Geneseo students are vigorously rehearsing and preparing for their performance of Stephen Adly Guirgis’ “The Motherfucker with the Hat,” which is sure to captivate audiences.

The play will be performed in the Robert Sinclair Theatre from Oct. 25-27 at 7:30 p.m. 

Originally premiering at the Broadway’s Gerald Schoenfeld Theatre in New York City, the show features five characters and their intertwining lives. 

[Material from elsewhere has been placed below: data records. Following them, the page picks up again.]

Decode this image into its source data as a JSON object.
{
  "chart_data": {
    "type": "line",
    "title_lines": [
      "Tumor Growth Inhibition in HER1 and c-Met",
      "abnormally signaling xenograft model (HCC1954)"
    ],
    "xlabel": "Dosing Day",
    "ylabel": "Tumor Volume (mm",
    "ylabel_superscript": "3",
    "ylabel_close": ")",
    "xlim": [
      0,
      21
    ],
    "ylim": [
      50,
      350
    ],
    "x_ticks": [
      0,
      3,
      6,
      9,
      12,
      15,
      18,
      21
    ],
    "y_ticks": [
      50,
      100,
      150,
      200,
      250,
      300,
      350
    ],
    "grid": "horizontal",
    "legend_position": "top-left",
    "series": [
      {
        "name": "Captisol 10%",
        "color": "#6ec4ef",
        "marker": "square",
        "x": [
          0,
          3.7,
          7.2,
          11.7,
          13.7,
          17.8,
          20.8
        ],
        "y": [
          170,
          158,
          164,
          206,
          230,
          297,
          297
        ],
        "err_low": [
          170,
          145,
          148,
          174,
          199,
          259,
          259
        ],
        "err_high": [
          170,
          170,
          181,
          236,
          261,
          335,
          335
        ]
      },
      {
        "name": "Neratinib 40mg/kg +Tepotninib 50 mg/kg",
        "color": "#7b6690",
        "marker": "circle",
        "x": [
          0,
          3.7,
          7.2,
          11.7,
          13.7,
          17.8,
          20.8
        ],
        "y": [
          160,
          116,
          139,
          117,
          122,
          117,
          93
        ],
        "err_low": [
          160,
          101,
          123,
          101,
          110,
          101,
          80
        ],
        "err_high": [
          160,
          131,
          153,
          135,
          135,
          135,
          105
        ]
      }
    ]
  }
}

The play follows the storyline of a character who, upon his release from prison, Jackie—played by undeclared major sophomore Justin Winley—attempts to reconnect with his past girlfriend, Veronica—played by sophomore communication major Katherine Joyce. Jackie, a former drug dealer, suspects that Veronica may have cheated on him after seeing a hat in her apartment, which is the central conflict of the play that follows Jackie as he tries to discover who the mysterious “motherfucker with the hat” may be.  

Seeking regular and explicit-filled help from his drug and parole counselor, Ralph D.—played by mathematics major freshman Rocky Nardone—Jackie eventually finds out who his girlfriend has been having an affair with and confronts them. 

“I have learned, through being an actor in this show, the truly complicated nature of love and relationships, especially for an ex-convict,” Nardone said of being featured in his first production at Geneseo. “It has been a pleasure to work on a show with such talented actors and an excellent director.”

Director senior Kimberly Romano describes the play as a dark comedy with lewd but real elements. 

“I really wanted to bring attention to the way that people are sometimes disrupting their own lives and giving away happiness by giving in to the weaker things in life such as alcohol and drugs,” Romano said. 

The entire show, including Romano’s direction, is overseen by Randy Barbara Kaplan, professor of theater and dance at Geneseo. Kaplan assisted Romano in selecting the play, casting and throughout the rehearsal process.

“I tried to make the cast as ethnically diverse as possible, as New York City is a city full of color and I wanted it to be reflective of that,” Romano said. “I am really happy with the work that they are doing.”

The Wall Street Journal encourages audiences not to squander the opportunity to see the show; “Don’t let the stupid title put you off. If you do, you’ll miss one of the best new plays to come to Broadway in ages.”